Ramuz was a city boy, highly educated and refined. H could write about rustic people like the soldier in deliberately simple and earthy language. Before the First World War, he spent a few years in Paris, mingling with painters and poets. There he struck up a friendship with Stravinsky.

Rhythm is the primary focus of La Historia del Soldado, and conductor Chris Whittaker makes the most of asymmetrical meters, incredibly complex syncopation, and intricate cross-rhythms. Both choreography and instrumentalists lend a disjointed and incredibly interesting sense of time to the work.

La Historia opens with a march, appropriate for a traveling soldier.  A suite of three dance movements: an infernal tango, a waltz, and a ragtime number follow.  In contrast to the dance forms, Stravinsky also composed two chorales, which celebrate the soldier’s temporary triumphs over the Devil. The subtly clashing dissonances diverge from the orderliness of church music and tip off a bad end for the soldier's Faustian pursuits.

The demonic “Dance of the Devil” foreshadows the final number, the so-called “Triumphant March of the Devil”, which ends the piece as the percussion fades out. The soldier crosses the boundary to fall once again to his adversary.

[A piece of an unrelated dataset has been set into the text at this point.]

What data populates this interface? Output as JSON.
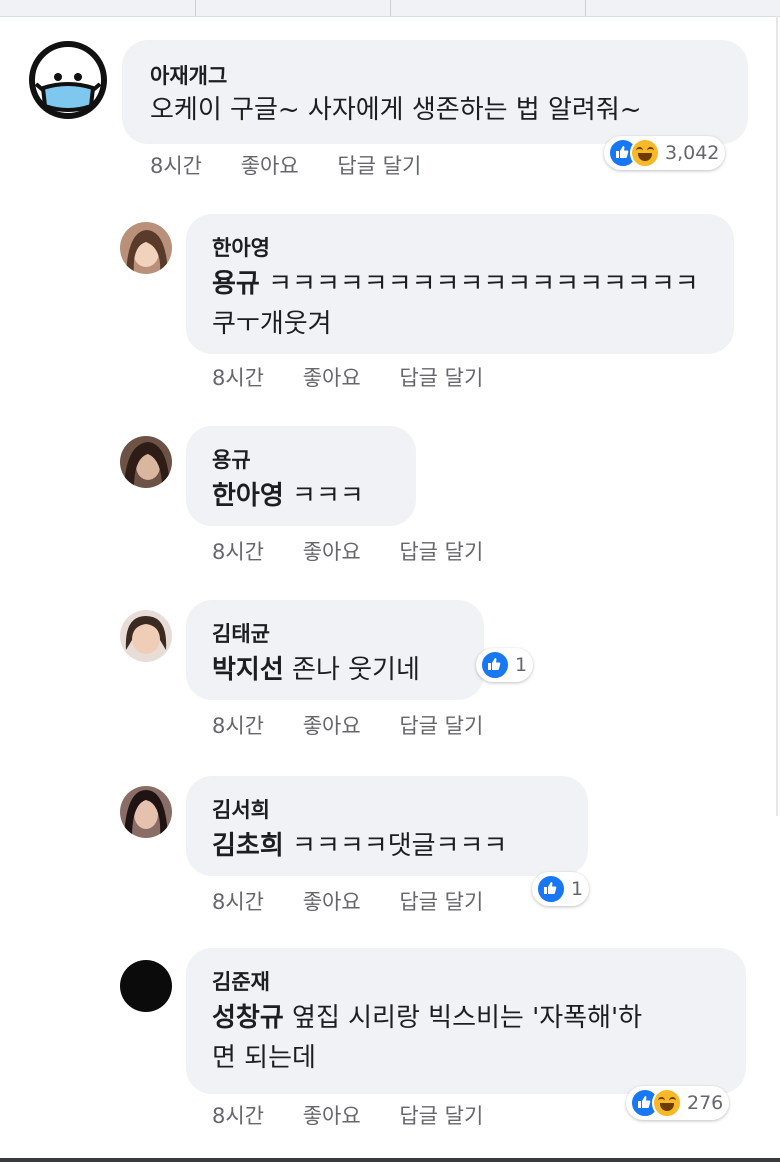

Billy Smith’s choreography used the performance space with daring. The aisles provided march routes. The nave area offered a wide space for the dancers to twirl like tops when the band sounded curiously like a Charles Ives’ town square.  Here the princess, waking from illness, captivates in invitational arm gestures and toe dancing which could not have been more elevated in toe shoes. 

La Historia del Soldado is a rollicking musical story. The temptations of the devil are never without consequence, many of us have learned almost too late.

The Orchestra commission the new bi-lingual version was successful. Spoken with its own rhythms, words beat with the instrumentalists when they underpinned, and followed its own special beats when words stood alone.  

Washington Heights Chamber Orchestra is a talented group of musicians with ambitious programs.  Follow them, streaming if not live.